O halde ‘’ Hiç bir uzun sürmüş saltanat başından sonuna şanla-şerefle dolu
olamaz ve zaten değildir de..’’ Diyerek ve Bismillahla başlayalım.
**************
ZORAKİ PADİŞAH
Takvim yaprakları 15 Şevval 1049 yani 9 Şubat 1640 ı gösteriyordu.
Saray görevlileri neredeyse doğduğundan beri bir kuşun kafeste yaşadığı gibi
bir hayat süren şehzade İbrahim’in odasının kapısını açarak paldır küldür içeri
girdiler.
Normalde padişah haricinde hiç kimse bir şehzadenin odasına böyle giremezdi. O
sebeple şehzade İbrahim büyük bir korkuya kapıldı. Demek ki hep rüyalarına giren, ona kabuslar
yaşatan o menhus gün gelip
çatmıştı. Demek ki diğer kardeşleri
Süleyman, Bayezıd ve en son Kasım gibi sıra kendisine de gelmişti. Demek ki bu
sefer Annesi Mehpeyker Kösem Sultan’ın ağlamaları, yalvarıp yakarak ‘’ Oğlum! Murad’ım ! İbrahimi bağışla hiç olmazsa. O da ölürse – Allah korusun sana bir şey
olduğunda- Osmanlı tahtına kim geçecek? Diye iknaya çalışması bu sefer etkili
olmamıştı.
Evet, Mehpeyker Kösem Sultan, üvey oğlu
Osman’ı Yedikule zındanlarında katlettiriken aklının ucundan bile geçmiyordu öz
oğlu Murad’ın diğer öz oğullarını
katledeceği. Zira kocası I. Ahmed, çıkarttığı kanun ile şehzade katline son
vermişti.
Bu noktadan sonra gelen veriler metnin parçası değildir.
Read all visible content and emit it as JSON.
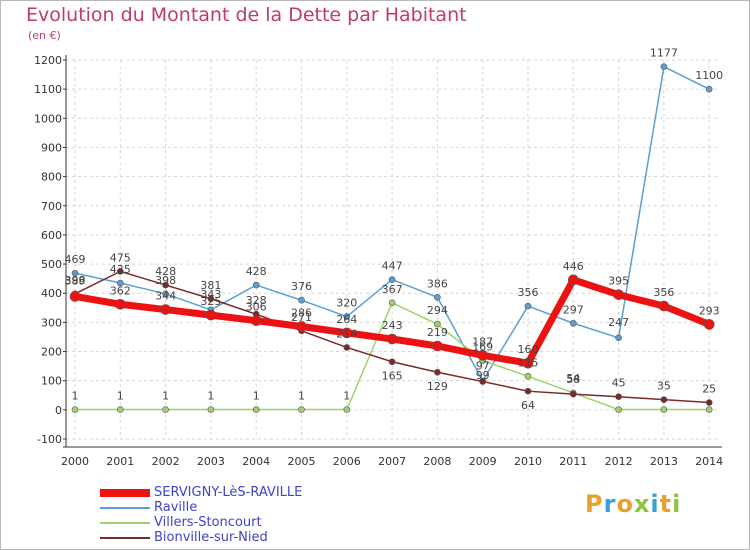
{
  "title": "Evolution du Montant de la Dette par Habitant",
  "subtitle": "(en €)",
  "brand": [
    "P",
    "r",
    "o",
    "x",
    "i",
    "t",
    "i"
  ],
  "brand_colors": [
    "#e8a12c",
    "#3ba0d8",
    "#e8a12c",
    "#8cc43c",
    "#3ba0d8",
    "#e8a12c",
    "#8cc43c"
  ],
  "chart_data": {
    "type": "line",
    "title": "Evolution du Montant de la Dette par Habitant",
    "ylabel": "(en €)",
    "xlabel": "",
    "ylim": [
      -100,
      1200
    ],
    "yticks": [
      -100,
      0,
      100,
      200,
      300,
      400,
      500,
      600,
      700,
      800,
      900,
      1000,
      1100,
      1200
    ],
    "x": [
      "2000",
      "2001",
      "2002",
      "2003",
      "2004",
      "2005",
      "2006",
      "2007",
      "2008",
      "2009",
      "2010",
      "2011",
      "2012",
      "2013",
      "2014"
    ],
    "grid": true,
    "legend": "bottom-left",
    "series": [
      {
        "name": "Raville",
        "color": "#5b9fd3",
        "values": [
          469,
          435,
          398,
          343,
          428,
          376,
          320,
          447,
          386,
          99,
          356,
          297,
          247,
          1177,
          1100
        ],
        "labels": [
          "469",
          "435",
          "398",
          "343",
          "428",
          "376",
          "320",
          "447",
          "386",
          "99",
          "356",
          "297",
          "247",
          "1177",
          "1100"
        ],
        "label_dy": [
          -10,
          -10,
          -10,
          -12,
          -10,
          -10,
          -10,
          -10,
          -10,
          -2,
          -10,
          -10,
          -12,
          -10,
          -10
        ]
      },
      {
        "name": "Villers-Stoncourt",
        "color": "#9ed36a",
        "values": [
          1,
          1,
          1,
          1,
          1,
          1,
          1,
          367,
          294,
          169,
          115,
          58,
          1,
          1,
          1
        ],
        "labels": [
          "1",
          "1",
          "1",
          "1",
          "1",
          "1",
          "1",
          "367",
          "294",
          "169",
          "115",
          "58",
          "",
          "",
          ""
        ],
        "label_dy": [
          -10,
          -10,
          -10,
          -10,
          -10,
          -10,
          -10,
          -10,
          -10,
          -10,
          -10,
          -10,
          -10,
          -10,
          -10
        ]
      },
      {
        "name": "Bionville-sur-Nied",
        "color": "#7a2a2a",
        "values": [
          398,
          475,
          428,
          381,
          328,
          271,
          214,
          165,
          129,
          97,
          64,
          54,
          45,
          35,
          25
        ],
        "labels": [
          "398",
          "475",
          "428",
          "381",
          "328",
          "271",
          "214",
          "165",
          "129",
          "97",
          "64",
          "54",
          "45",
          "35",
          "25"
        ],
        "label_dy": [
          -10,
          -10,
          -10,
          -10,
          -10,
          -10,
          -10,
          18,
          18,
          -12,
          18,
          -12,
          -10,
          -10,
          -10
        ]
      },
      {
        "name": "SERVIGNY-LèS-RAVILLE",
        "color": "#ee1111",
        "values": [
          389,
          362,
          344,
          325,
          306,
          286,
          264,
          243,
          219,
          187,
          160,
          446,
          395,
          356,
          293
        ],
        "labels": [
          "389",
          "362",
          "344",
          "325",
          "306",
          "286",
          "264",
          "243",
          "219",
          "187",
          "160",
          "446",
          "395",
          "356",
          "293"
        ],
        "label_dy": [
          -12,
          -10,
          -10,
          -10,
          -10,
          -10,
          -10,
          -10,
          -10,
          -10,
          -10,
          -10,
          -10,
          -10,
          -10
        ]
      }
    ],
    "legend_order": [
      "SERVIGNY-LèS-RAVILLE",
      "Raville",
      "Villers-Stoncourt",
      "Bionville-sur-Nied"
    ]
  }
}
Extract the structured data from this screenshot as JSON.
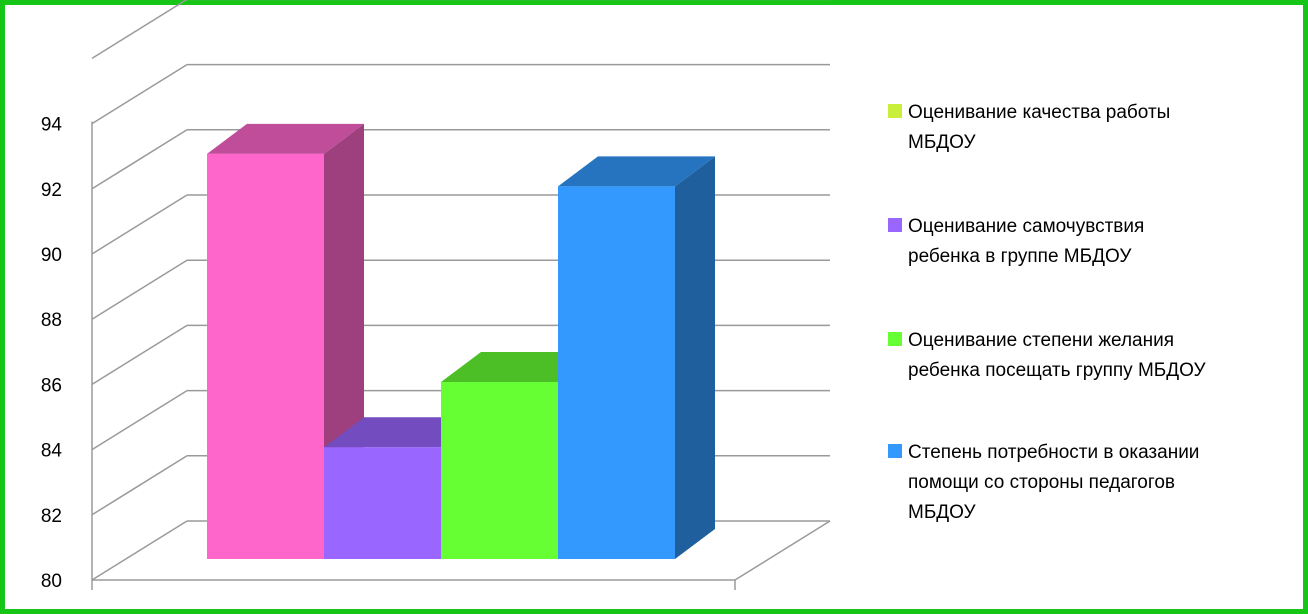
{
  "chart_data": {
    "type": "bar",
    "title": "",
    "xlabel": "",
    "ylabel": "",
    "ylim": [
      80,
      94
    ],
    "yticks": [
      "80",
      "82",
      "84",
      "86",
      "88",
      "90",
      "92",
      "94"
    ],
    "grid": true,
    "three_d": true,
    "legend_position": "right",
    "series": [
      {
        "name": "Оценивание качества работы МБДОУ",
        "value": null,
        "color": "#c9ef3a",
        "legend_lines": [
          "Оценивание качества работы",
          "МБДОУ"
        ]
      },
      {
        "name": "Оценивание самочувствия ребенка в группе МБДОУ",
        "value": 85.3,
        "color": "#9966ff",
        "legend_lines": [
          "Оценивание самочувствия",
          "ребенка в группе МБДОУ"
        ]
      },
      {
        "name": "Оценивание степени желания ребенка посещать группу МБДОУ",
        "value": 87.3,
        "color": "#66ff33",
        "legend_lines": [
          "Оценивание степени желания",
          "ребенка посещать группу МБДОУ"
        ]
      },
      {
        "name": "Степень потребности в оказании помощи со стороны педагогов МБДОУ",
        "value": 93.3,
        "color": "#3399ff",
        "legend_lines": [
          "Степень потребности в оказании",
          "помощи со стороны педагогов",
          "МБДОУ"
        ]
      }
    ],
    "unlabeled_bar": {
      "value": 94.3,
      "color": "#ff66cc"
    }
  }
}
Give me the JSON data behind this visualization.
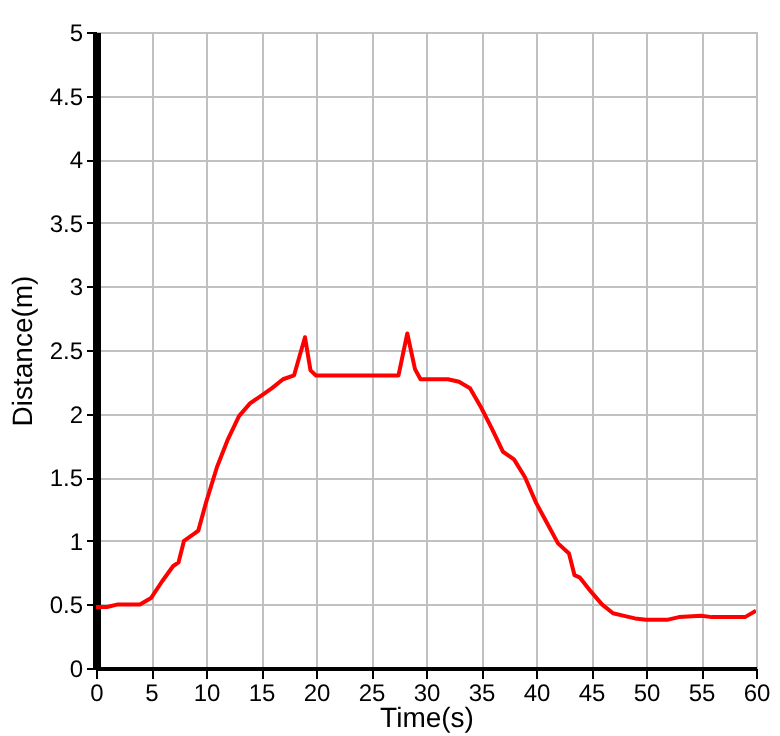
{
  "chart_data": {
    "type": "line",
    "xlabel": "Time(s)",
    "ylabel": "Distance(m)",
    "xlim": [
      0,
      60
    ],
    "ylim": [
      0,
      5
    ],
    "xticks": [
      0,
      5,
      10,
      15,
      20,
      25,
      30,
      35,
      40,
      45,
      50,
      55,
      60
    ],
    "yticks": [
      0,
      0.5,
      1,
      1.5,
      2,
      2.5,
      3,
      3.5,
      4,
      4.5,
      5
    ],
    "grid": true,
    "marker": "none",
    "line_style": "solid",
    "x": [
      0,
      1,
      2,
      4,
      5,
      6,
      7,
      7.5,
      8,
      9,
      9.3,
      10,
      11,
      12,
      13,
      14,
      15,
      16,
      17,
      18,
      19,
      19.5,
      20,
      27.5,
      28.3,
      29,
      29.5,
      32,
      33,
      34,
      35,
      36,
      37,
      38,
      39,
      40,
      41,
      42,
      43,
      43.5,
      44,
      45,
      46,
      47,
      48,
      49,
      50,
      52,
      53,
      55,
      56,
      59,
      60
    ],
    "series": [
      {
        "color": "#ff0000",
        "values": [
          0.48,
          0.48,
          0.5,
          0.5,
          0.55,
          0.68,
          0.8,
          0.83,
          1.0,
          1.06,
          1.08,
          1.3,
          1.58,
          1.8,
          1.98,
          2.08,
          2.14,
          2.2,
          2.27,
          2.3,
          2.6,
          2.34,
          2.3,
          2.3,
          2.63,
          2.35,
          2.27,
          2.27,
          2.25,
          2.2,
          2.05,
          1.88,
          1.7,
          1.64,
          1.5,
          1.3,
          1.14,
          0.98,
          0.9,
          0.73,
          0.71,
          0.6,
          0.5,
          0.43,
          0.41,
          0.39,
          0.38,
          0.38,
          0.4,
          0.41,
          0.4,
          0.4,
          0.45
        ]
      }
    ]
  }
}
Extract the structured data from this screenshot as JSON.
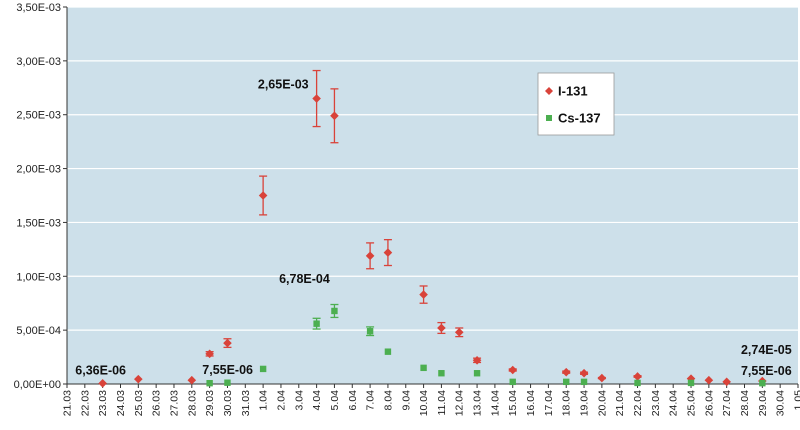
{
  "chart_data": {
    "type": "scatter",
    "title": "",
    "xlabel": "",
    "ylabel": "",
    "ylim": [
      0,
      0.0035
    ],
    "y_ticks": [
      0,
      0.0005,
      0.001,
      0.0015,
      0.002,
      0.0025,
      0.003,
      0.0035
    ],
    "y_tick_labels": [
      "0,00E+00",
      "5,00E-04",
      "1,00E-03",
      "1,50E-03",
      "2,00E-03",
      "2,50E-03",
      "3,00E-03",
      "3,50E-03"
    ],
    "x_tick_labels": [
      "21.03",
      "22.03",
      "23.03",
      "24.03",
      "25.03",
      "26.03",
      "27.03",
      "28.03",
      "29.03",
      "30.03",
      "31.03",
      "1.04",
      "2.04",
      "3.04",
      "4.04",
      "5.04",
      "6.04",
      "7.04",
      "8.04",
      "9.04",
      "10.04",
      "11.04",
      "12.04",
      "13.04",
      "14.04",
      "15.04",
      "16.04",
      "17.04",
      "18.04",
      "19.04",
      "20.04",
      "21.04",
      "22.04",
      "23.04",
      "24.04",
      "25.04",
      "26.04",
      "27.04",
      "28.04",
      "29.04",
      "30.04",
      "1.05"
    ],
    "grid": "horizontal",
    "legend_position": "right-upper",
    "background_color": "#cde0ea",
    "series": [
      {
        "name": "I-131",
        "color": "#d9433a",
        "marker": "diamond",
        "points": [
          {
            "x": "23.03",
            "y": 6.36e-06,
            "err": 0
          },
          {
            "x": "25.03",
            "y": 4.5e-05,
            "err": 0
          },
          {
            "x": "28.03",
            "y": 3.5e-05,
            "err": 0
          },
          {
            "x": "29.03",
            "y": 0.00028,
            "err": 2e-05
          },
          {
            "x": "30.03",
            "y": 0.00038,
            "err": 4e-05
          },
          {
            "x": "1.04",
            "y": 0.00175,
            "err": 0.00018
          },
          {
            "x": "4.04",
            "y": 0.00265,
            "err": 0.00026
          },
          {
            "x": "5.04",
            "y": 0.00249,
            "err": 0.00025
          },
          {
            "x": "7.04",
            "y": 0.00119,
            "err": 0.00012
          },
          {
            "x": "8.04",
            "y": 0.00122,
            "err": 0.00012
          },
          {
            "x": "10.04",
            "y": 0.00083,
            "err": 8e-05
          },
          {
            "x": "11.04",
            "y": 0.00052,
            "err": 5e-05
          },
          {
            "x": "12.04",
            "y": 0.00048,
            "err": 4e-05
          },
          {
            "x": "13.04",
            "y": 0.00022,
            "err": 2e-05
          },
          {
            "x": "15.04",
            "y": 0.00013,
            "err": 1e-05
          },
          {
            "x": "18.04",
            "y": 0.00011,
            "err": 1e-05
          },
          {
            "x": "19.04",
            "y": 0.0001,
            "err": 1e-05
          },
          {
            "x": "20.04",
            "y": 5.5e-05,
            "err": 5e-06
          },
          {
            "x": "22.04",
            "y": 7e-05,
            "err": 7e-06
          },
          {
            "x": "25.04",
            "y": 5e-05,
            "err": 0
          },
          {
            "x": "26.04",
            "y": 3.5e-05,
            "err": 0
          },
          {
            "x": "27.04",
            "y": 2e-05,
            "err": 0
          },
          {
            "x": "29.04",
            "y": 2.74e-05,
            "err": 0
          }
        ]
      },
      {
        "name": "Cs-137",
        "color": "#4caf50",
        "marker": "square",
        "points": [
          {
            "x": "29.03",
            "y": 7.55e-06,
            "err": 0
          },
          {
            "x": "30.03",
            "y": 1.2e-05,
            "err": 0
          },
          {
            "x": "1.04",
            "y": 0.00014,
            "err": 0
          },
          {
            "x": "4.04",
            "y": 0.00056,
            "err": 5e-05
          },
          {
            "x": "5.04",
            "y": 0.000678,
            "err": 6e-05
          },
          {
            "x": "7.04",
            "y": 0.00049,
            "err": 4e-05
          },
          {
            "x": "8.04",
            "y": 0.0003,
            "err": 0
          },
          {
            "x": "10.04",
            "y": 0.00015,
            "err": 0
          },
          {
            "x": "11.04",
            "y": 0.0001,
            "err": 0
          },
          {
            "x": "13.04",
            "y": 0.0001,
            "err": 0
          },
          {
            "x": "15.04",
            "y": 2e-05,
            "err": 0
          },
          {
            "x": "18.04",
            "y": 2e-05,
            "err": 0
          },
          {
            "x": "19.04",
            "y": 2e-05,
            "err": 0
          },
          {
            "x": "22.04",
            "y": 1e-05,
            "err": 0
          },
          {
            "x": "25.04",
            "y": 1e-05,
            "err": 0
          },
          {
            "x": "29.04",
            "y": 7.55e-06,
            "err": 0
          }
        ]
      }
    ],
    "annotations": [
      {
        "text": "2,65E-03",
        "x": "4.04",
        "y": 0.00265,
        "side": "left"
      },
      {
        "text": "6,78E-04",
        "x": "5.04",
        "y": 0.000678,
        "side": "above-left"
      },
      {
        "text": "6,36E-06",
        "x": "23.03",
        "y": 6.36e-06,
        "side": "above"
      },
      {
        "text": "7,55E-06",
        "x": "29.03",
        "y": 7.55e-06,
        "side": "above"
      },
      {
        "text": "2,74E-05",
        "x": "29.04",
        "y": 2.74e-05,
        "side": "above-high"
      },
      {
        "text": "7,55E-06",
        "x": "29.04",
        "y": 7.55e-06,
        "side": "above"
      }
    ]
  }
}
Lakin gel gör ki ilk olarak kendisi bu kanunu çiğnemiş ve Padişah II.
Osman’ı katlettirmişti, hemen peşinden de oğlu
Murad-İbrahim hariç- diğer kardeşlerini( Süleyman, Bayezıd ve Kasım)
ortadan kaldırmıştı.
Saray görevlileri yani kapı ağaları
paldır küldür girdikleri odada bir anda huy değiştirdiler sanki. El
pençe divan durup İbrahim’e ‘’ Babüssade odasında bekleniyorsunuz
Padişahım.’’ Dediler.
İbrahim, kulaklarına inanamadı. ‘’ Padişahım mı?’’ Bu mutlaka ağabeyi Murad’ın bir hilesiydi. Kendisinin
tahtta gözü olup olmadığını sınamak istiyordu.
Öfkeyle bağırdı:
-Ne padişahı? Ben padişah filan değilim.
Ağabeyim Murad’dan da razıyım. Allah ona
uzun ömürler versin. Başımızdan eksik etmesin.’’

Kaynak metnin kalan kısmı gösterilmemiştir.